It's pretty close to 2200 lbs at most places. If you can buy direct most people pay in the low 70's for a tonne of salt which is 2200 lbs delivered. Most salt yards sell from between 90 and 110 so they're doing quite well on it of they can sell enough.


----------



## Whiffyspark (Dec 23, 2009)

JD Dave;1736646 said:


> It's pretty close to 2200 lbs at most places. If you can buy direct most people pay in the low 70's for a tonne of salt which is 2200 lbs delivered. Most salt yards sell from between 90 and 110 so they're doing quite well on it of they can sell enough.


Yet I get jumped on for saying $165 a ton is riducolous.


----------



## JD Dave (Mar 20, 2007)

Whiffyspark;1736659 said:


> Yet I get jumped on for saying $165 a ton is riducolous.


That's in a normal year. We can't get salt now so either pay up and look after your contracts or you say screw it. There is a shortage no matter what you think and I did say $163 picked up was gouging. $110 delivered isn't that bad if you need it.


----------



## JimMarshall (Jan 25, 2013)

I pay in the mid $60s a ton delivered.


----------



## JD Dave (Mar 20, 2007)

JimMarshall;1737239 said:


> I pay in the mid $60s a ton delivered.


Our ton is 10% bigger then yours so were basically at the exact same price. Well that was until everything became in short supply.


----------



## JimMarshall (Jan 25, 2013)

JD Dave;1737264 said:


> Our ton is 10% bigger then yours so were basically at the exact same price. Well that was until everything became in short supply.

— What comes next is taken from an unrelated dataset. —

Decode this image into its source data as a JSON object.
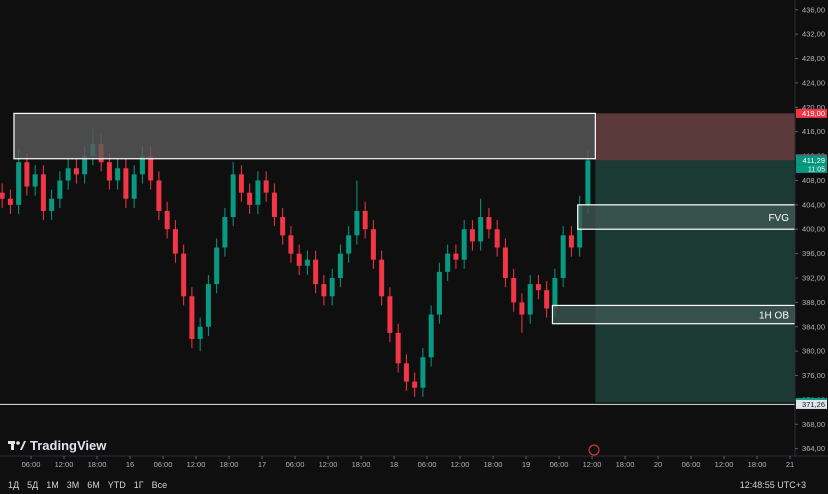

Which I still don't understand. A ton should be a ton wherever you go.


----------



## SHAWZER (Feb 29, 2012)

Metric system


----------



## potskie (Feb 9, 2011)

JimMarshall;1737874 said:


> Which I still don't understand. A ton should be a ton wherever you go.

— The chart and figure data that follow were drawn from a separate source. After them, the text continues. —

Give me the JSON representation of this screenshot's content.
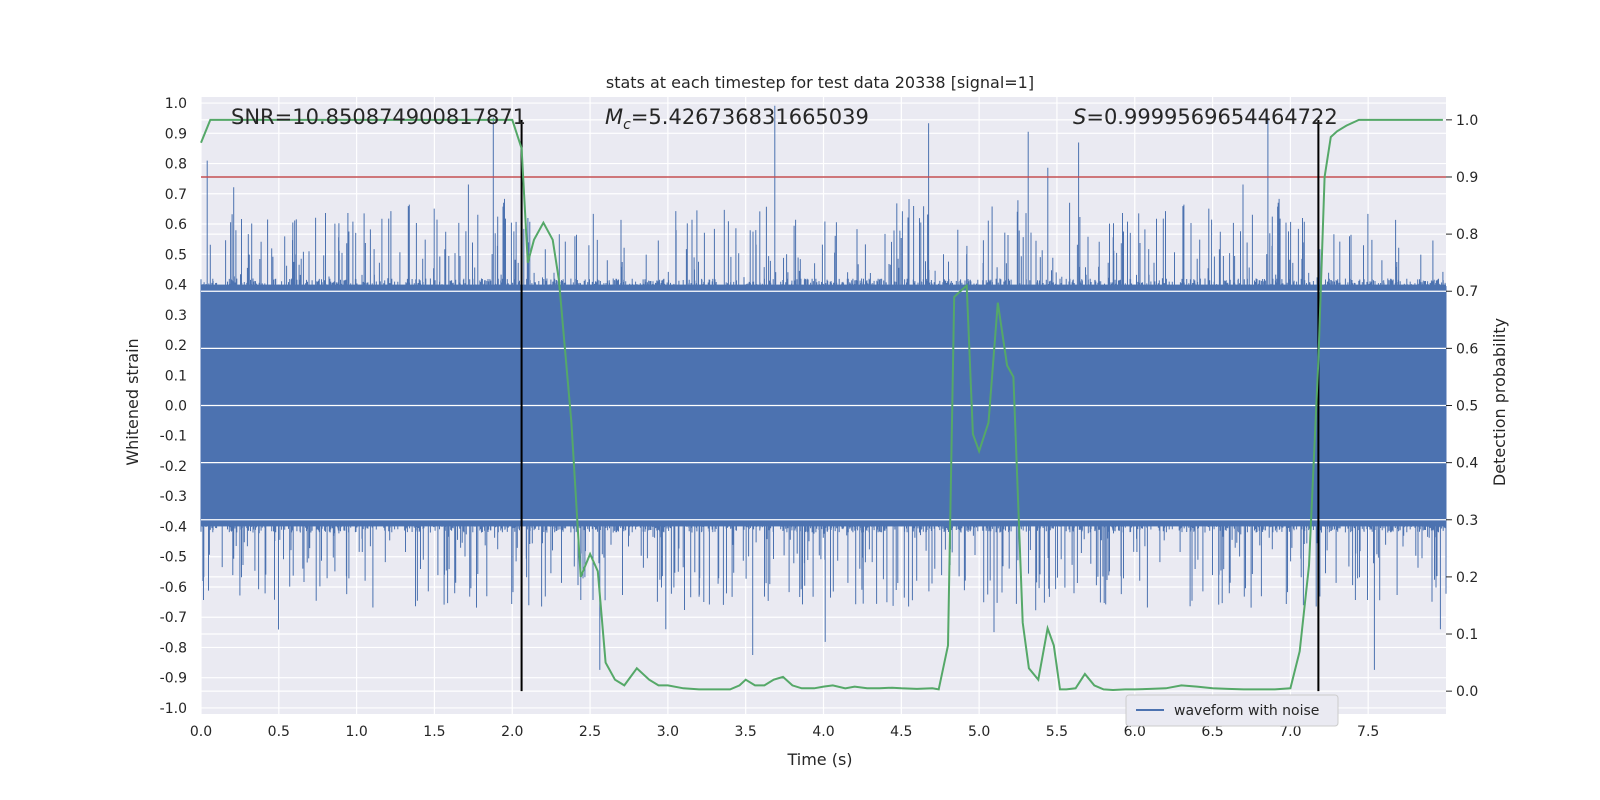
{
  "chart_data": {
    "type": "line",
    "title": "stats at each timestep for test data 20338 [signal=1]",
    "xlabel": "Time (s)",
    "ylabel": "Whitened strain",
    "y2label": "Detection probability",
    "xlim": [
      0.0,
      8.0
    ],
    "ylim": [
      -1.02,
      1.02
    ],
    "y2lim": [
      -0.04,
      1.04
    ],
    "xticks": [
      "0.0",
      "0.5",
      "1.0",
      "1.5",
      "2.0",
      "2.5",
      "3.0",
      "3.5",
      "4.0",
      "4.5",
      "5.0",
      "5.5",
      "6.0",
      "6.5",
      "7.0",
      "7.5"
    ],
    "yticks": [
      "1.0",
      "0.9",
      "0.8",
      "0.7",
      "0.6",
      "0.5",
      "0.4",
      "0.3",
      "0.2",
      "0.1",
      "0.0",
      "-0.1",
      "-0.2",
      "-0.3",
      "-0.4",
      "-0.5",
      "-0.6",
      "-0.7",
      "-0.8",
      "-0.9",
      "-1.0"
    ],
    "y2ticks": [
      "1.0",
      "0.9",
      "0.8",
      "0.7",
      "0.6",
      "0.5",
      "0.4",
      "0.3",
      "0.2",
      "0.1",
      "0.0"
    ],
    "grid": true,
    "legend": {
      "position": "bottom-right",
      "entries": [
        "waveform with noise"
      ]
    },
    "annotations": {
      "snr": "SNR=10.850874900817871",
      "mc_symbol": "M",
      "mc_sub": "c",
      "mc_value": "=5.426736831665039",
      "s_symbol": "S",
      "s_value": "=0.9999569654464722"
    },
    "threshold": {
      "axis": "y2",
      "value": 0.9,
      "color": "#c44e52"
    },
    "boundaries": {
      "x": [
        2.06,
        7.18
      ],
      "color": "#000000"
    },
    "colors": {
      "waveform": "#4c72b0",
      "probability": "#55a868",
      "background": "#eaeaf2",
      "grid": "#ffffff"
    },
    "series": [
      {
        "name": "waveform with noise",
        "axis": "y",
        "kind": "noise_band",
        "core_amplitude": 0.42,
        "typical_peak": 0.6,
        "max_peak": 1.0,
        "min_peak": -0.92
      },
      {
        "axis": "y2",
        "kind": "line",
        "x": [
          0.0,
          0.06,
          0.12,
          0.5,
          1.0,
          1.5,
          1.9,
          2.0,
          2.06,
          2.1,
          2.14,
          2.2,
          2.26,
          2.3,
          2.38,
          2.44,
          2.5,
          2.55,
          2.6,
          2.66,
          2.72,
          2.8,
          2.88,
          2.94,
          3.0,
          3.1,
          3.2,
          3.3,
          3.4,
          3.46,
          3.5,
          3.56,
          3.62,
          3.68,
          3.74,
          3.8,
          3.86,
          3.94,
          4.0,
          4.06,
          4.14,
          4.2,
          4.28,
          4.36,
          4.44,
          4.5,
          4.6,
          4.7,
          4.74,
          4.8,
          4.84,
          4.88,
          4.92,
          4.96,
          5.0,
          5.06,
          5.12,
          5.18,
          5.22,
          5.28,
          5.32,
          5.38,
          5.44,
          5.48,
          5.52,
          5.56,
          5.62,
          5.68,
          5.74,
          5.8,
          5.86,
          5.94,
          6.0,
          6.1,
          6.2,
          6.3,
          6.4,
          6.5,
          6.6,
          6.7,
          6.8,
          6.9,
          7.0,
          7.06,
          7.12,
          7.18,
          7.22,
          7.26,
          7.3,
          7.36,
          7.44,
          7.5,
          7.6,
          7.7,
          7.8,
          7.9,
          7.98
        ],
        "y": [
          0.96,
          1.0,
          1.0,
          1.0,
          1.0,
          1.0,
          1.0,
          1.0,
          0.95,
          0.75,
          0.79,
          0.82,
          0.79,
          0.72,
          0.47,
          0.2,
          0.24,
          0.21,
          0.05,
          0.02,
          0.01,
          0.04,
          0.02,
          0.01,
          0.01,
          0.005,
          0.003,
          0.003,
          0.003,
          0.01,
          0.02,
          0.01,
          0.01,
          0.02,
          0.025,
          0.01,
          0.005,
          0.005,
          0.008,
          0.01,
          0.005,
          0.008,
          0.005,
          0.005,
          0.006,
          0.005,
          0.004,
          0.005,
          0.003,
          0.08,
          0.69,
          0.7,
          0.71,
          0.45,
          0.42,
          0.47,
          0.68,
          0.57,
          0.55,
          0.12,
          0.04,
          0.02,
          0.11,
          0.08,
          0.003,
          0.003,
          0.005,
          0.03,
          0.01,
          0.003,
          0.002,
          0.003,
          0.003,
          0.004,
          0.005,
          0.01,
          0.008,
          0.005,
          0.004,
          0.003,
          0.003,
          0.003,
          0.005,
          0.07,
          0.22,
          0.58,
          0.9,
          0.97,
          0.98,
          0.99,
          1.0,
          1.0,
          1.0,
          1.0,
          1.0,
          1.0,
          1.0
        ]
      }
    ]
  }
}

It's not our fault the US had to be different from the rest of the world


----------



## JimMarshall (Jan 25, 2013)

SHAWZER;1737890 said:


> Metric system


In my mind, a ton is a unit of lbs. I guess because I never knew that 1k kg was called a ton too.


----------



## derekbroerse (Mar 6, 2004)

Pretty much the entire world has gone to metric, because everything is a multiple of 10 and makes sense...


----------